While advancements on the data collection and technical analysis methods fronts are essential to exploring concerns in women’s health, it is crucial to consider the impact of social determinants of health on patients’ presentations and clinical outcomes. For example, patients from low socioeconomic status who rely on Medicare or Medicaid or are under- or uninsured may not have reliable access to a physician to help manage gynecological conditions, causing adverse health outcomes56. In addition, medical racism is a culprit in the increased preterm birth rates in non-white women in the US57, and inequalities that can manifest in different forms—such as maternal stress and environmental exposure to toxins due to historical redlining—can contribute to preterm birth risk, as surveyed by epigenetic and gene-environment interaction studies58. Thus, it is crucial to adopt an intersectional approach to studying women’s health conditions, taking into account how cultural, socioeconomic, geographic, and racial disparity factors influence patients’ outcomes and healthcare experiences, which can inform a more holistic understanding of disease and contribute to improved approaches to care. A good first step would be to recruit larger, more diverse cohorts for studies to represent more realistic patient populations. Studies of women’s reproductive health should not focus solely on a person’s ability to have children or not but consider the individual holistically, including mental health and quality of life.
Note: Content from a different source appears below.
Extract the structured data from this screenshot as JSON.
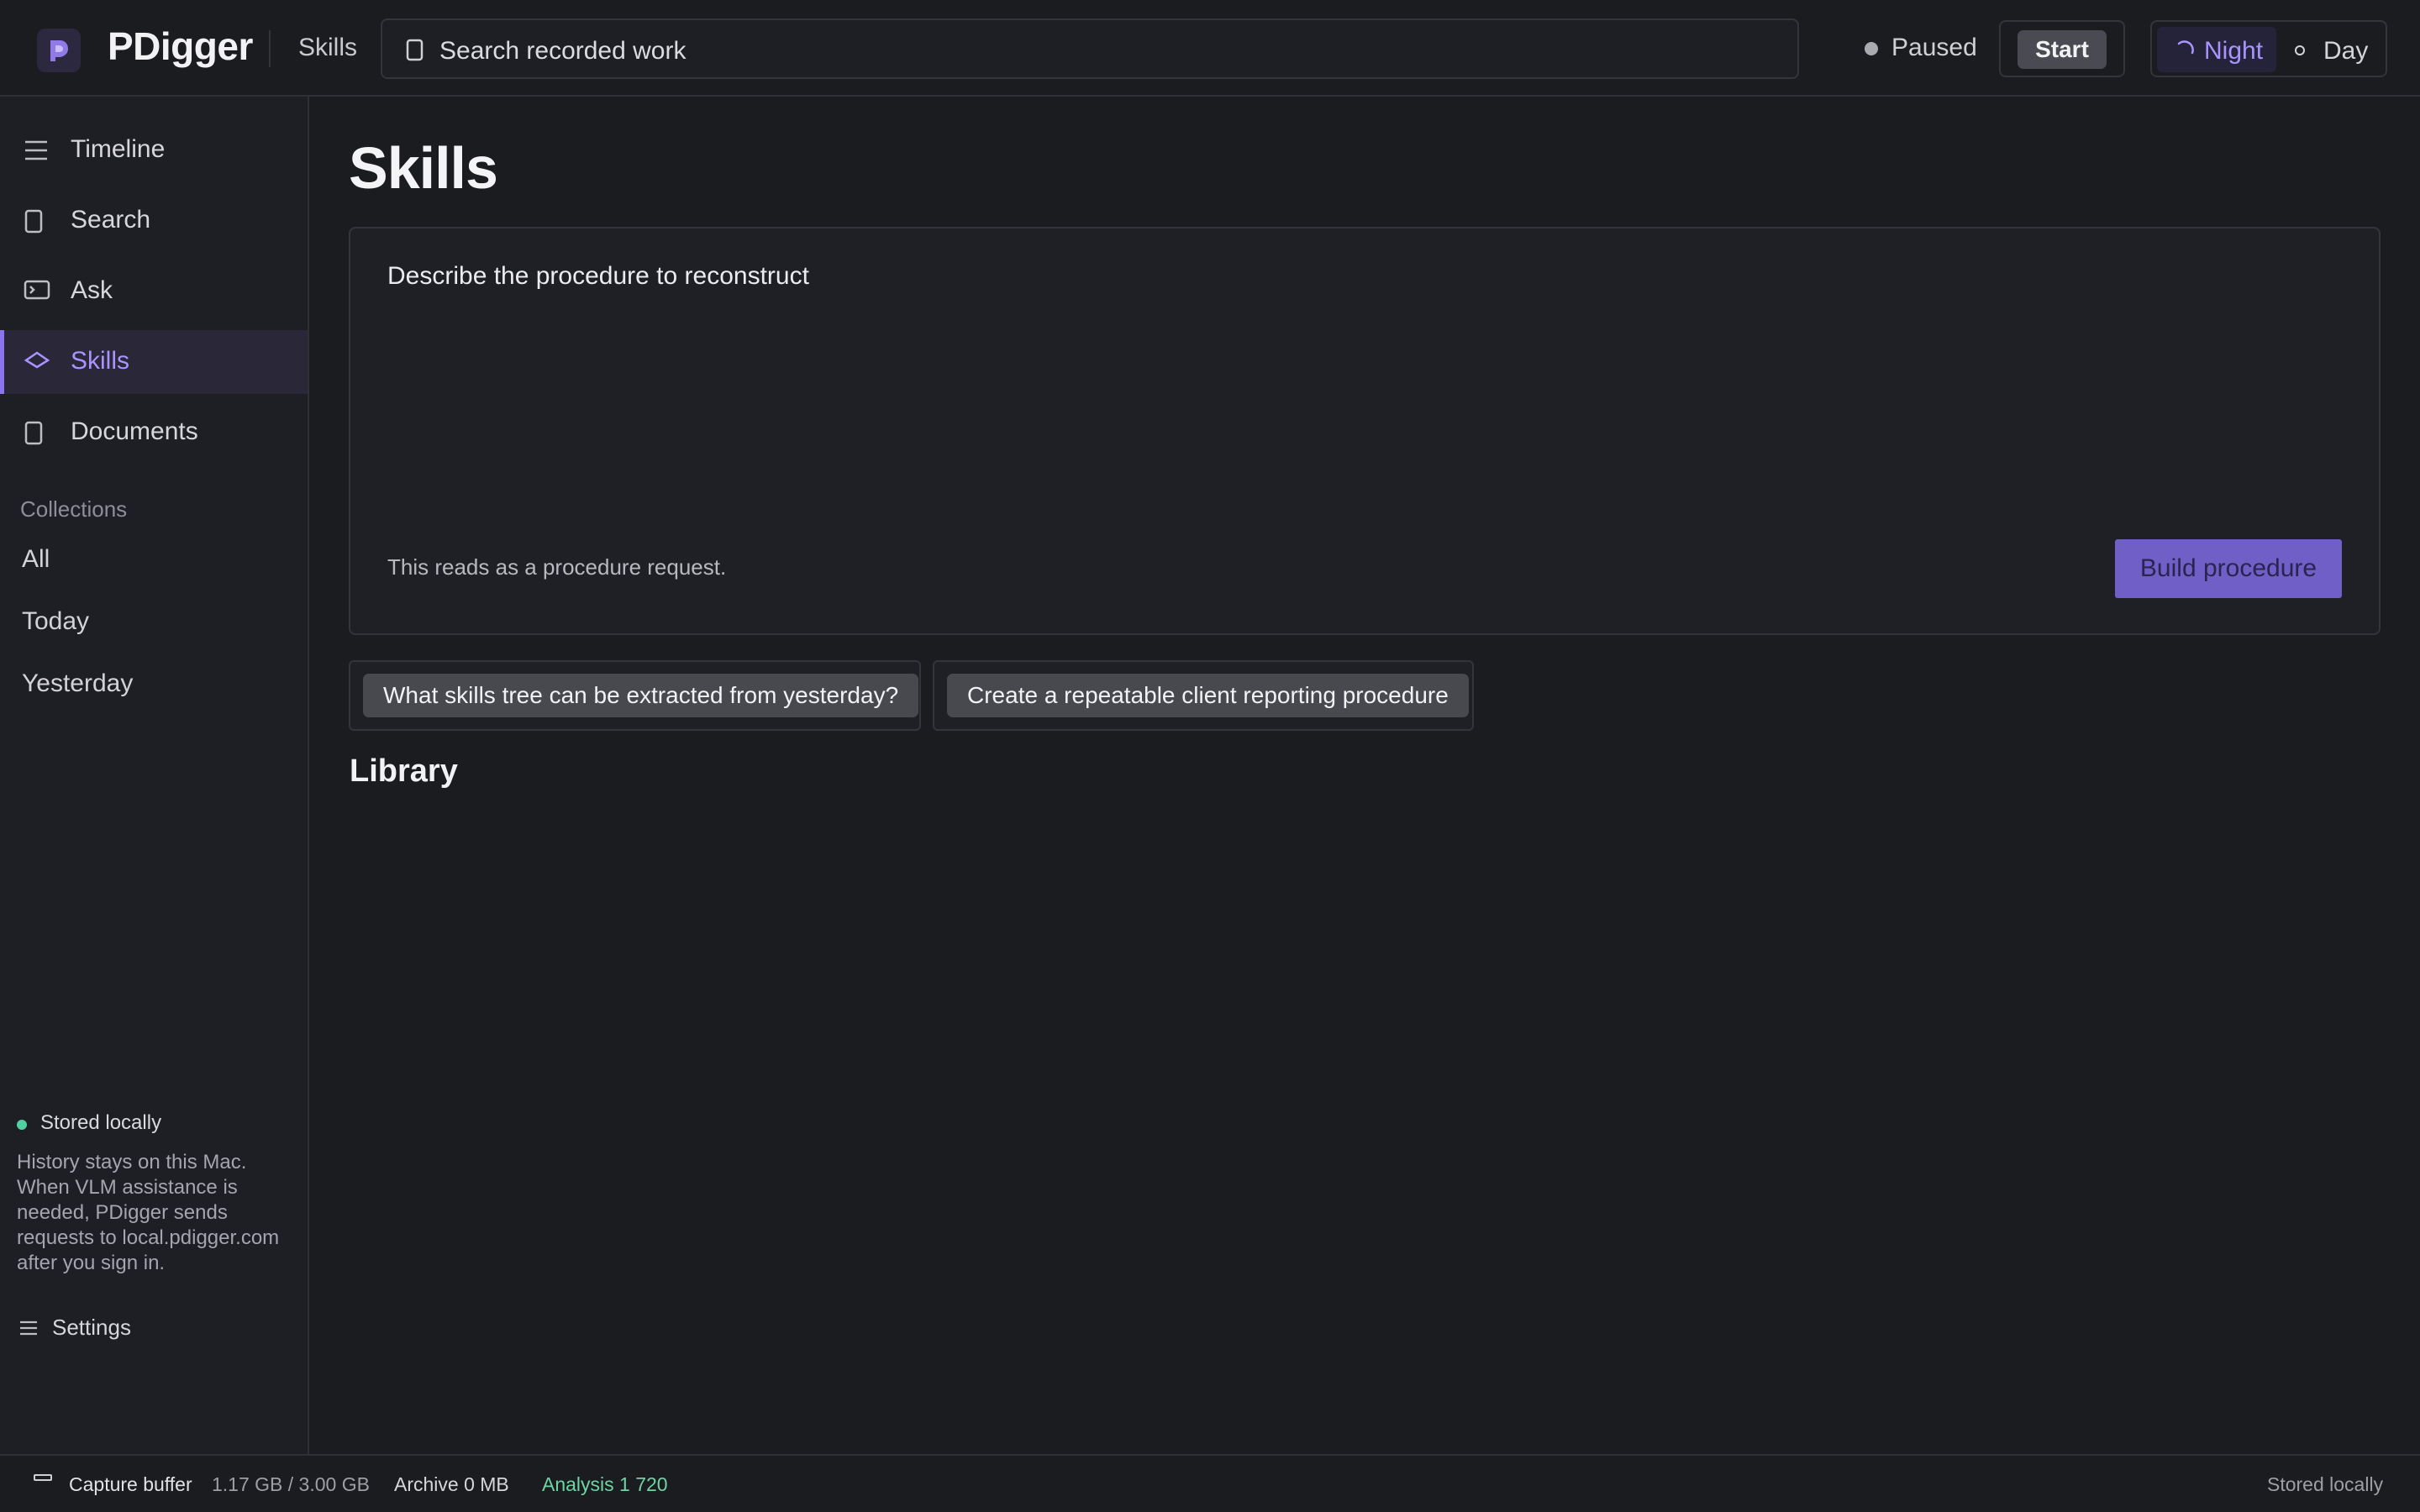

Challenges going forward will not necessarily be generating sufficient amounts of data for computational analyses but accurate phenotyping strategies, refining the analytical methods to gain greater biological insights, expanding on computational drug discovery opportunities for the advancement of therapeutics, finding ways that large language models and other new technological developments can enable discoveries, and bringing closer to reality the promise of precision medicine. Integrating and analyzing different types of -omics data to study women’s health conditions can provide revelations in causes of disease and targets for treatment59. Multi-omics approaches have resulted in greater insights into biological signals associated with term and preterm birth60,61 and could be increasingly leveraged to better understand pregnancy and other women’s health conditions. Moreover, digital twins can provide a data-driven way of monitoring, modeling, and managing conditions that can be tailored to an individual’s specific needs by integrating real-time data from various sources (e.g., clinical records, sensors, mobile health tracking applications, wearable devices) and artificial intelligence62. Digital twin technology could offer a transformative approach to women’s reproductive health, from identifying potential pregnancy complications early to managing endometriosis symptoms, finding optimal drugs and doses for treatments, and more. It is imperative, however, that we ensure discoveries from future research and technologies developed for women’s reproductive health do not widen the gap between those who are well-represented and privileged and those from under-represented and under-resourced backgrounds. Expanding on how we leverage molecular, clinical, sociocultural, and other data combined with robust computational integrative approaches for discoveries while we prioritize broader representation in studies will benefit not just women’s reproductive health but all areas of human health for everyone.